Paranoia

Carl Mayer cmayer at revbiz.com
Sun Jul 15 17:42:37 CDT 2001


We thought about writing and distributing (for free of course) an
application that, upon a press of the BSA button, CAREFULLY deletes all
unlicensed software.  It would decide what to remove by info polled from
a config file that the user would have to construct.  The machine would
then reboots to Linux.  

I am not a proponent of pirating SW, however, I also believe that most
companies who sell a good software package (and lots that don't (M$))
get paid plenty of times for it and each person needs to make their own
ethical decisions on what they "buy".  That decision should be made
without the BS(A) prodding them in the keyster too.  Besides, there are
plenty of ways for companies to key software so it can't be pirated if
they would make the effort.

Back to the point: I think that would be funny to see those bozos walk
in and see a bunch of machines rebooting with nothing but Linux and
legal software when it reboots.  Thoughts?

Carl Mayer
RBC Incorporated
http://www.revbiz.com
mailto:cmayer at revbiz.com
913-385-5700x333 Fax 913-385-5701 

-----Original Message-----
From: Jonathan Hutchins [mailto:hutchins at opus1.com]
Sent: Saturday, July 14, 2001 10:25 PM
To: tony at hammitt.com
Cc: Jonathan Hutchins; kclug at kclug.org
Subject: Re: Paranoia

On 13 Jul 2001 14:57:22 -0500, Tony Hammitt wrote:

> One thing that companies should do if they are afraid of M$'s license
police
> is to repartition their hard drives and install Linux.  When the M$
weenies
> come around, boot to Linux and tell them to f*ck off.  Then boot back
if you
> want to.  They have no right to examine your hard drive's contents,
just
> outward appearances of the system.

Oh come now, has anyone actually SEEN an "MS License Policeman"?

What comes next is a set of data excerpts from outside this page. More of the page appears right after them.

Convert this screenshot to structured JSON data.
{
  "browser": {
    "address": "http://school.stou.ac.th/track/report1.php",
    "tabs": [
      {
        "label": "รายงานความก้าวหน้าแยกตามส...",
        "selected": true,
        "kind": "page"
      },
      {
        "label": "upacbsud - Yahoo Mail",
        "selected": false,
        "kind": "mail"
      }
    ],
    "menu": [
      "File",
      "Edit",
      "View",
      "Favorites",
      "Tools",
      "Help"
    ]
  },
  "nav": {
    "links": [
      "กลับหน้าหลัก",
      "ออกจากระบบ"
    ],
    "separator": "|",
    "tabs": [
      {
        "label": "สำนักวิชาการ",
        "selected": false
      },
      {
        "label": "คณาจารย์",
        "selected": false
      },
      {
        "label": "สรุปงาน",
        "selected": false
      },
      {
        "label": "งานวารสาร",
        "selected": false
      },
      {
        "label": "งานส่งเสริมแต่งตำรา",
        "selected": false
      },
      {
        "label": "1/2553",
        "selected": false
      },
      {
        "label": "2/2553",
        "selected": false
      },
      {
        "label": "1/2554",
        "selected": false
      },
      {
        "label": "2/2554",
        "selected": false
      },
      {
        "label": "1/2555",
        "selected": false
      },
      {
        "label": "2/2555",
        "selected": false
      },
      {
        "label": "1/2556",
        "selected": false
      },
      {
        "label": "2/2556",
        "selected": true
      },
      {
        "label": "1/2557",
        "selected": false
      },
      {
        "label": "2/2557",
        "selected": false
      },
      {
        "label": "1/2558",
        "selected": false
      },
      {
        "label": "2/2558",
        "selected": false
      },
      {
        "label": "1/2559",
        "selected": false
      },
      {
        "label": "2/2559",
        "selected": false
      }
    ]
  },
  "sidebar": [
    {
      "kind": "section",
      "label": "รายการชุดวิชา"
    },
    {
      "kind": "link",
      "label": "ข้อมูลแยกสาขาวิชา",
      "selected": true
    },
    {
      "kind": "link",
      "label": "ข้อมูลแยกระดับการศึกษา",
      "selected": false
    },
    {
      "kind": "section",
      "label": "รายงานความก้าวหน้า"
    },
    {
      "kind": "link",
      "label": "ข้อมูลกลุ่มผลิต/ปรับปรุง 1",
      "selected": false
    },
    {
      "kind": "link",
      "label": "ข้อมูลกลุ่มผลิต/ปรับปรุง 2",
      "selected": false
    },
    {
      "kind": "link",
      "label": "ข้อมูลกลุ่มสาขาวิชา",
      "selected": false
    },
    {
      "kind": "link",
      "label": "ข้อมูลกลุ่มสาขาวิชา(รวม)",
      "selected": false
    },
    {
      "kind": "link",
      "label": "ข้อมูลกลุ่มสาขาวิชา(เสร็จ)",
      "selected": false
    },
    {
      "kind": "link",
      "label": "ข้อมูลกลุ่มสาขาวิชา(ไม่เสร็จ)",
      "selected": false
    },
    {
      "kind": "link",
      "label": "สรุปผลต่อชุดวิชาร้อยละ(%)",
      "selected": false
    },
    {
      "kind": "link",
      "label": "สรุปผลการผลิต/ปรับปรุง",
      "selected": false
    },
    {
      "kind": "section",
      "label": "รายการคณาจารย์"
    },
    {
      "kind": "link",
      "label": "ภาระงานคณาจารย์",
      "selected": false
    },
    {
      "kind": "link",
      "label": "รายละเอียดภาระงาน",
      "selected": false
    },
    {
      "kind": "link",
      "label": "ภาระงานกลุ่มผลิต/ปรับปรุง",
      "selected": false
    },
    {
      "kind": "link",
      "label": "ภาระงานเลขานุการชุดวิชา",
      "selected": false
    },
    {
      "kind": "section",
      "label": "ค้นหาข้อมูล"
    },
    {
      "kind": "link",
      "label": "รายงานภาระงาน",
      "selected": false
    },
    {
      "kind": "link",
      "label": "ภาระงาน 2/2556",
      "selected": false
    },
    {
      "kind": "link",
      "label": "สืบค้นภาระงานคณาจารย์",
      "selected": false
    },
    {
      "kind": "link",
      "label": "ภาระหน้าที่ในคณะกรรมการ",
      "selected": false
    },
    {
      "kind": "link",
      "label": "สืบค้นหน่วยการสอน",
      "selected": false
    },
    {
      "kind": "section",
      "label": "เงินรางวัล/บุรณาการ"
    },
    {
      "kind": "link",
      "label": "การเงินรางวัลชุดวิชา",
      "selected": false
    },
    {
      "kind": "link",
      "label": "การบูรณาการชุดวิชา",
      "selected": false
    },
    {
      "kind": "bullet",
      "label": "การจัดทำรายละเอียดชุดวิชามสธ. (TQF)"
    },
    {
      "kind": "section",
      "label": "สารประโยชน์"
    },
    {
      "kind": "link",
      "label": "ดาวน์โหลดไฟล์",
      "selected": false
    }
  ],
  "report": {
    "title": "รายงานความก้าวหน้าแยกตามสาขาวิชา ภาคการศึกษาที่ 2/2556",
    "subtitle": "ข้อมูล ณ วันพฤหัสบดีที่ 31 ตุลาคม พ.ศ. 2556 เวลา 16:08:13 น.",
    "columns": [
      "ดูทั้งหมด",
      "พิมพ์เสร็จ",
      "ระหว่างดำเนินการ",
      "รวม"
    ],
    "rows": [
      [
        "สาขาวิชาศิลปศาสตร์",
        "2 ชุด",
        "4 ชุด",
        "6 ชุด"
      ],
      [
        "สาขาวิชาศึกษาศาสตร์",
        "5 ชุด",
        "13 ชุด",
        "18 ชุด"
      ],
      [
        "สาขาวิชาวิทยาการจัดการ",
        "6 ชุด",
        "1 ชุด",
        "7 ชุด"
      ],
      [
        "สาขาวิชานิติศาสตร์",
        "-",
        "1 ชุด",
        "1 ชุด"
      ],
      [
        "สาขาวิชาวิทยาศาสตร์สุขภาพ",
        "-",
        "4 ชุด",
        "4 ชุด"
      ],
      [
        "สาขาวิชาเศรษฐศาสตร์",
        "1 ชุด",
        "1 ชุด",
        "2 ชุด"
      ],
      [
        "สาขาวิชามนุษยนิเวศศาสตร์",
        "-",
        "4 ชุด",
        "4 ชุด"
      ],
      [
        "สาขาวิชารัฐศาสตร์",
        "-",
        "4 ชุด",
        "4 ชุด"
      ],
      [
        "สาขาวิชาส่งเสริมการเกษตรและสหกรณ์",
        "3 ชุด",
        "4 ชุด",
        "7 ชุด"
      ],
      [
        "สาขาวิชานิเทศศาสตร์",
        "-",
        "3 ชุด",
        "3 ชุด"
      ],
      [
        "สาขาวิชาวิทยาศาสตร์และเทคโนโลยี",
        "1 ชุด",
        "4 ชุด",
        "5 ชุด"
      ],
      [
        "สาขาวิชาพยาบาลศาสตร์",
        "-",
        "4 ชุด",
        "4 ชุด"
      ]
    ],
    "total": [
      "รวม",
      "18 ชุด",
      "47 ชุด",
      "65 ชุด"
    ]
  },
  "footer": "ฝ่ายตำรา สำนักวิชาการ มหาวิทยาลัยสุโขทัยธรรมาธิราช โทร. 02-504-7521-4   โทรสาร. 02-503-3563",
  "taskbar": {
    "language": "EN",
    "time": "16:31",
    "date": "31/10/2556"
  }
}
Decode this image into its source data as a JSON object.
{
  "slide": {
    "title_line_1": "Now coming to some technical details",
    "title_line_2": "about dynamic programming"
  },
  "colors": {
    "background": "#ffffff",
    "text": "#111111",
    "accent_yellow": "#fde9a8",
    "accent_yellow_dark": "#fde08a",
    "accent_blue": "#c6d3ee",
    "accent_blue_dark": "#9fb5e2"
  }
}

The closest I've seen is a corporate policy to do an audit via either
Network Auto-Discovery or physical inventory.  And if Company Policy is
that you don't run anything but NT, you just count every box that's
plugged in as one license (better have a list of off-site laptops too).

Basically that's the kind of documentation that's going to get audited
if anyone official asks about it.  Nobody is going to put up with an MS
employee going around examining machines.  I really have to question the
reality behind such an imagined scenario anyway - why would they?

This is why so often the unlicensed copies are on "unofficial" systems,
mock-ups, test systems, prototypes, etc.  We rationalise that they're
merely representative of machines that will eventually have legitimate
licenses, but technically they're "illegal".

The problem is that MS is starting to plant code that has to call home
to activate the license, and until someone hacks that system it's going
to be a pain to run these "unoficial" unlicensed systems. This means
that there won't be as much testing and development, because we won't
have the budget for full licenses for servers that aren't "production",
and things will run worse.  (MS is screwing up in this, one more bit of
evidence that the company is getting farther away from it's technical
roots and more and more into the control of Marketing and Legal.)